3. Que avaliação o sr. faz sobre a reunião do Federal Reserve de dezembro do ano passado, quando os juros americanos foram reduzidos mais uma vez?

O Fed atingiu um ponto no qual precisa perguntar a ele mesmo porque está reduzindo os juros. A economia dos EUA está muito forte, a inflação não está baixando para 2% e o mercado de ações está no território de uma bolha. A conclusão da reunião de dezembro é de que eles vão desacelerar a redução dos juros até que a economia reduza o ritmo.

4. O que preocupa mais o Fed: o risco de adoção de tarifas sobre importados pela administração Trump gerar pressões inflacionárias nos EUA ou o atual patamar da inflação, que não está na meta de 2%?

Estou certo de que os dirigentes do Fed estão preocupados com a economia e a inflação, mas as tarifas somente criam muita volatilidade.

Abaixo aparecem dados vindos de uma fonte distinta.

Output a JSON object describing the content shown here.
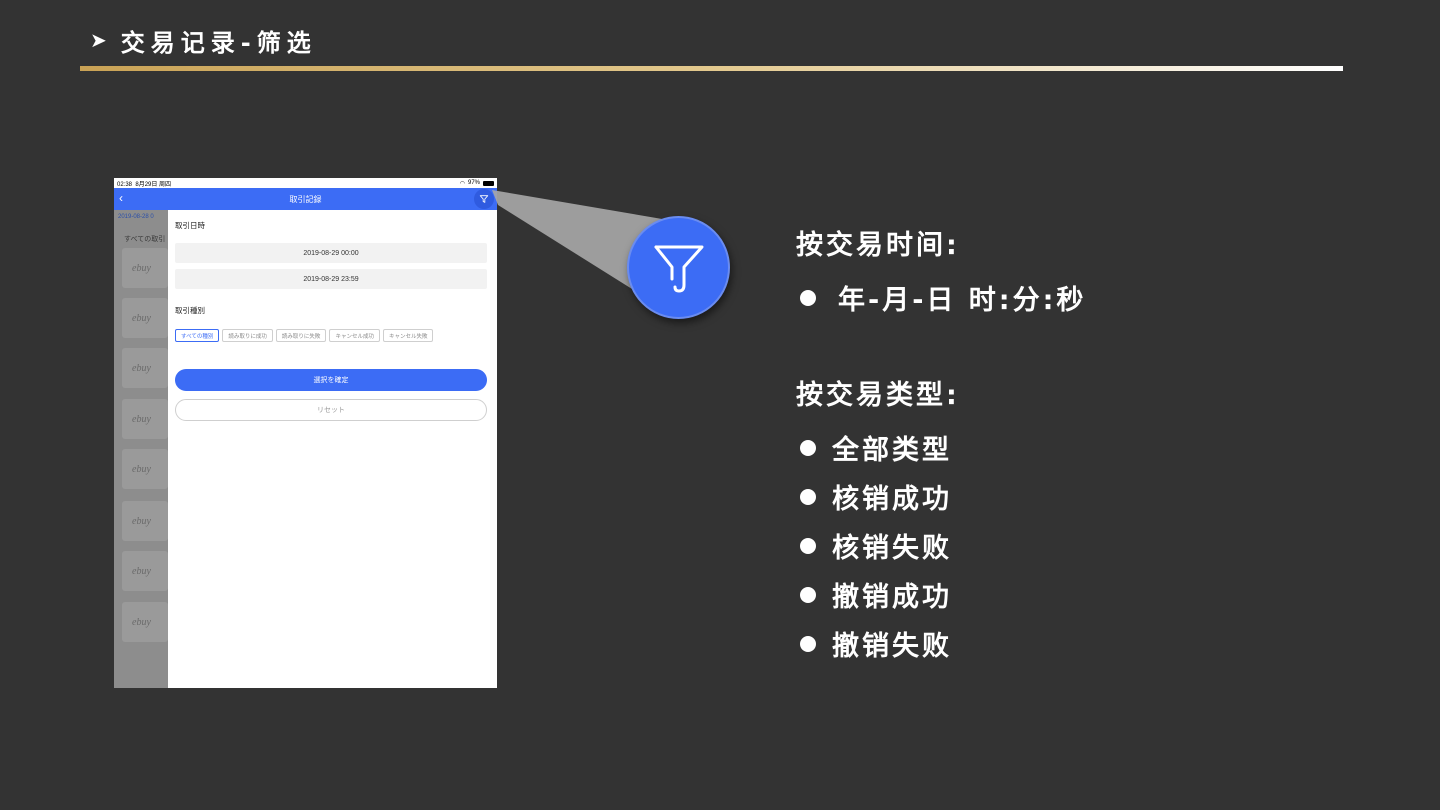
{
  "slide": {
    "title": "交易记录-筛选",
    "title_arrow": "➤"
  },
  "phone": {
    "status": {
      "time": "02:38",
      "date": "8月29日 周四",
      "battery": "97%"
    },
    "nav": {
      "back": "‹",
      "title": "取引記録"
    },
    "background": {
      "date_label": "2019-08-28 0",
      "all_label": "すべての取引",
      "card_logo": "ebuy"
    },
    "filter": {
      "datetime_label": "取引日時",
      "start": "2019-08-29 00:00",
      "end": "2019-08-29 23:59",
      "type_label": "取引種別",
      "types": [
        "すべての種別",
        "読み取りに成功",
        "読み取りに失敗",
        "キャンセル成功",
        "キャンセル失敗"
      ],
      "active_type_index": 0,
      "confirm_label": "選択を確定",
      "reset_label": "リセット"
    }
  },
  "info": {
    "time_heading": "按交易时间:",
    "time_format": "年-月-日 时:分:秒",
    "type_heading": "按交易类型:",
    "types": [
      "全部类型",
      "核销成功",
      "核销失败",
      "撤销成功",
      "撤销失败"
    ]
  },
  "colors": {
    "background": "#333333",
    "accent_blue": "#3c6cf5",
    "gold": "#c9a255"
  },
  "icons": {
    "zoom": "filter-icon"
  }
}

Eu não exageraria ( na avaliação) sobre quão grande será o efeito das tarifas à inflação. Mas, entre as políticas de Trump, ela é a que cria maior incerteza.

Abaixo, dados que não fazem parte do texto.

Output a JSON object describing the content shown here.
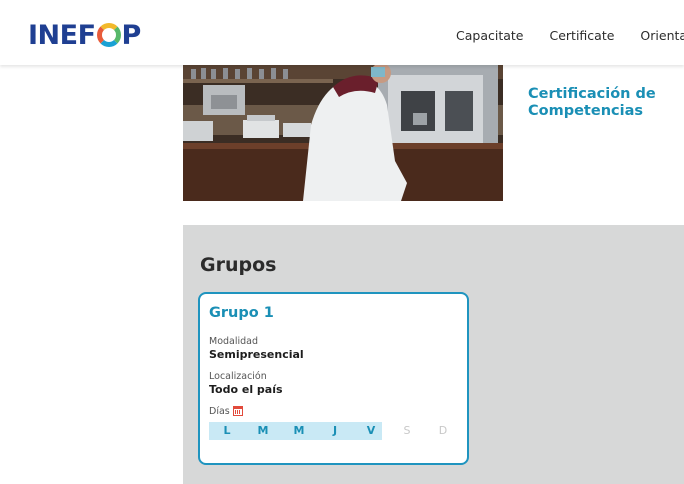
{
  "header": {
    "logo": {
      "text_before": "INEF",
      "text_after": "P"
    },
    "nav": [
      "Capacitate",
      "Certificate",
      "Orienta"
    ]
  },
  "hero": {
    "title": "Certificación de Competencias"
  },
  "groups_section": {
    "title": "Grupos",
    "cards": [
      {
        "title": "Grupo 1",
        "modalidad_label": "Modalidad",
        "modalidad_value": "Semipresencial",
        "localizacion_label": "Localización",
        "localizacion_value": "Todo el país",
        "dias_label": "Días",
        "days": [
          {
            "label": "L",
            "active": true
          },
          {
            "label": "M",
            "active": true
          },
          {
            "label": "M",
            "active": true
          },
          {
            "label": "J",
            "active": true
          },
          {
            "label": "V",
            "active": true
          },
          {
            "label": "S",
            "active": false
          },
          {
            "label": "D",
            "active": false
          }
        ]
      }
    ]
  },
  "colors": {
    "brand_blue": "#1f3f92",
    "accent_teal": "#1a8fb5",
    "days_highlight": "#c9e9f5",
    "section_bg": "#d7d8d8"
  }
}
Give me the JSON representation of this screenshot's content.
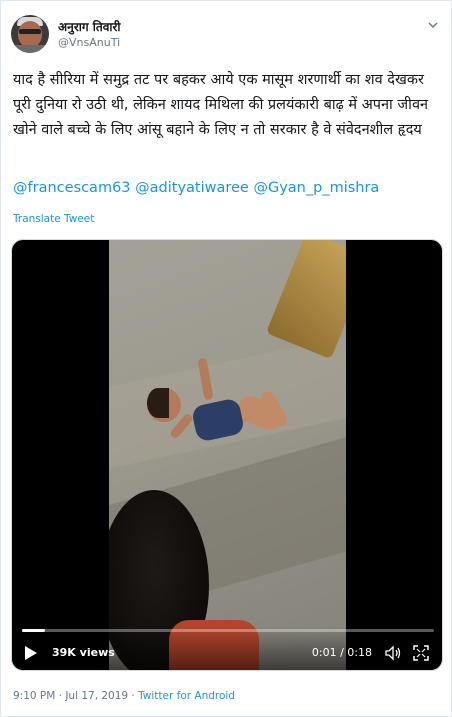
{
  "author": {
    "display_name": "अनुराग तिवारी",
    "handle": "@VnsAnuTi"
  },
  "tweet": {
    "text": "याद है सीरिया में समुद्र तट पर बहकर आये एक मासूम शरणार्थी का शव देखकर पूरी दुनिया रो उठी थी, लेकिन शायद मिथिला की प्रलयंकारी बाढ़ में अपना जीवन खोने वाले बच्चे के लिए आंसू बहाने के लिए न तो सरकार है वे संवेदनशील हृदय",
    "mentions": [
      "@francescam63",
      "@adityatiwaree",
      "@Gyan_p_mishra"
    ],
    "translate_label": "Translate Tweet"
  },
  "video": {
    "views": "39K views",
    "time": "0:01 / 0:18",
    "progress_fraction": 0.056
  },
  "footer": {
    "timestamp": "9:10 PM · Jul 17, 2019 · ",
    "source": "Twitter for Android"
  },
  "colors": {
    "link": "#1b95e0",
    "secondary_text": "#657786"
  },
  "icons": [
    "chevron-down-icon",
    "play-icon",
    "volume-icon",
    "fullscreen-icon"
  ]
}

5. As políticas econômicas do governo Trump são o maior risco de alta da inflação nos EUA em 2025?

O maior risco é a economia continuar crescendo com muita força. Estamos em um novo mundo de taxas de juros reais maiores. Trump é um fator, mas está distante de ser o único.

5. Christine Lagarde, presidente do Banco Central Europeu, comentou que, se os EUA adotarem políticas comerciais protecionistas, o crescimento da Zona do Euro poderá ser impactado. A adoção de tarifas sobre importados europeus pela administração Trump poderá levar o BCE a acelerar a redução dos juros em 2025?

A Zona do Euro está em grandes apuros, não por causa de Trump, mas devido às suas próprias políticas. A Alemanha tem um governo muito fraco por muitos anos, que adotou políticas de tendência esquerdista que tornaram o país menos eficiente. Na França, o presidente Emmanuel Macron teve muitas ideias boas, mas não conseguiu implementá-las. Ele tentou elevar a idade para aposentadorias de 62 para 64 anos, e as pessoas foram às ruas. Claro que tarifas sobre importados causarão danos. O que também é preocupante em relação às tarifas é que a Europa vai retaliar, por questões políticas. Daí, Trump vai retaliar e quem sabe onde isso irá parar.

6. Em relação à China, como o sr. avalia a tendência da economia do país neste ano?

A economia da China está muito fraca e terá sorte se crescer de 2% a 3%, na média, nos próximos 10 anos. Na China, ( autoridades) dizem que o país está crescendo a 4,5%. Eu não acredito. Há uma crise financeira reprimida até no mercado imobiliário. Há sobrecarga de ( obras) em infraestrutura e habitação. A excessiva centralização do poder é fenomenal. Todas as grandes corporações estão sendo assumidas, até certo ponto, pelo Partido Comunista. Essa não é uma receita para uma economia dinâmica. (Estadão Conteúdo)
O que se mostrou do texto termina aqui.